Matt Taibbi at Skylight Studio in New York, 10/27/10 (photo: Neilson Barnard/Getty Images) |
31 May 12
It’s a speech whose full lunacy is hard to grasp without some background.
It’s by now been well-established that the S.E.C.’s
performance in policing Wall Street before, after, and during the crash
has been comically inept. It would be putting it generously to say that
the top cop on the financial services beat has demonstrated particular
incompetence with regard to investigations of high-profile targets at
powerhouse banks and financial companies. A less generous interpretation
would be that the agency is simply too afraid, too unwilling, or too
corrupt to take on the really dangerous animals in this particular
jungle.
The S.E.C.’s failure to make even one case against a
high-ranking executive involved in the mass frauds leading to the 2008
crash – compare this to the comparatively much smaller and less serious
S&L crisis twenty years earlier, when the government made 1,100
criminal cases and sent 800 bank officials to jail – became so
conspicuous that by the end of last year, the “No prosecutions of top figures” idea became an accepted meme in mainstream news media coverage of the economic crisis.
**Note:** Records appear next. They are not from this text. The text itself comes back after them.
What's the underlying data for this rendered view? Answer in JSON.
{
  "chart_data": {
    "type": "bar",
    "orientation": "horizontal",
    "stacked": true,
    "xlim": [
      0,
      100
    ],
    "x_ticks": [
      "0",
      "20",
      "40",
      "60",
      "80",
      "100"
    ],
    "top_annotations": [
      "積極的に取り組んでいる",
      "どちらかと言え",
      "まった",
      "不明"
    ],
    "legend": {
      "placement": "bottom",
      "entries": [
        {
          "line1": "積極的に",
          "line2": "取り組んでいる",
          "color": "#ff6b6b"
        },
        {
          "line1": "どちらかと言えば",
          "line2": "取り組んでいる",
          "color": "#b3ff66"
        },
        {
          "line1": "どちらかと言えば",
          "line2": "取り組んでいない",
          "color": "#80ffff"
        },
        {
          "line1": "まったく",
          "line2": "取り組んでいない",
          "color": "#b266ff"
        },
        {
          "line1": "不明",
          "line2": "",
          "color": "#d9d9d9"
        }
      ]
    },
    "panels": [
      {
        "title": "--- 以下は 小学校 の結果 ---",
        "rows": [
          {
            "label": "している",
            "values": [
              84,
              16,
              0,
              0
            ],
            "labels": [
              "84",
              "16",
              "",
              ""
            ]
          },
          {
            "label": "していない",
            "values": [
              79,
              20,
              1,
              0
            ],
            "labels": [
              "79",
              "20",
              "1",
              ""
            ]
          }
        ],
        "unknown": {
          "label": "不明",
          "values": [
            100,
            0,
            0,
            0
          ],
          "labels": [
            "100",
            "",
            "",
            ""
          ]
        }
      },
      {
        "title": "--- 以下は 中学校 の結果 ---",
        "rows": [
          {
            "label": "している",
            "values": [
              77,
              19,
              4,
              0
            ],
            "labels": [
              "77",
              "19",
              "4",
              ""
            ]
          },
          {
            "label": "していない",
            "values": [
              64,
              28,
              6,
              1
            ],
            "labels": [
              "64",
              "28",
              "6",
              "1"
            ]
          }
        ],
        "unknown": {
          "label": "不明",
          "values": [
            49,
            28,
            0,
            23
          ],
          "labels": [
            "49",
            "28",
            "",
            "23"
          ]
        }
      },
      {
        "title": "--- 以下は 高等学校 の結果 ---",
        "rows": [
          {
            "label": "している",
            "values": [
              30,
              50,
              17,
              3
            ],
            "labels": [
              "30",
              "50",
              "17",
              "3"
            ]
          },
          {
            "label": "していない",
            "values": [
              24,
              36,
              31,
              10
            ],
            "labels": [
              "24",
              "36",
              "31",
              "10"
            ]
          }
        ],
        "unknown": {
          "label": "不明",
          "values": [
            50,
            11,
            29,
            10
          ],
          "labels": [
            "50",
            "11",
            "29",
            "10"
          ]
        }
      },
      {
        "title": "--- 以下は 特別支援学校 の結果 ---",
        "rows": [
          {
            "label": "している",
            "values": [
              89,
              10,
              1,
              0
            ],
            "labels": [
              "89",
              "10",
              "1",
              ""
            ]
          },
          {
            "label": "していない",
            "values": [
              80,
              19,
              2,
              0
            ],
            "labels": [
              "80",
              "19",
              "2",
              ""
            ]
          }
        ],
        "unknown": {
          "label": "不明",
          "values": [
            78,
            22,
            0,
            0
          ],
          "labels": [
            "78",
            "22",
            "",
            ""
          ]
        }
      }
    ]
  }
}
The S.E.C. in recent years has failed in almost every
possible way a regulator can fail to police powerful criminals. Failure
#1 was that it repeatedly fell down on the job even when alerted to
problems at big companies well ahead of time by insiders. Six months
before Lehman Brothers collapsed, setting off a chain reaction of losses
that crippled the world economy, one of Lehman’s attorneys, Oliver
Budde, contacted the S.E.C. to warn them that the firm had understated
CEO Dick Fuld's income by more than $200 million; the agency blew him off. There were similar brush-offs of insiders with compelling information in cases involving Moody’s, Chase, and both of the major Ponzi scheme scandals, i.e. the Bernie Madoff and Allen Stanford cases.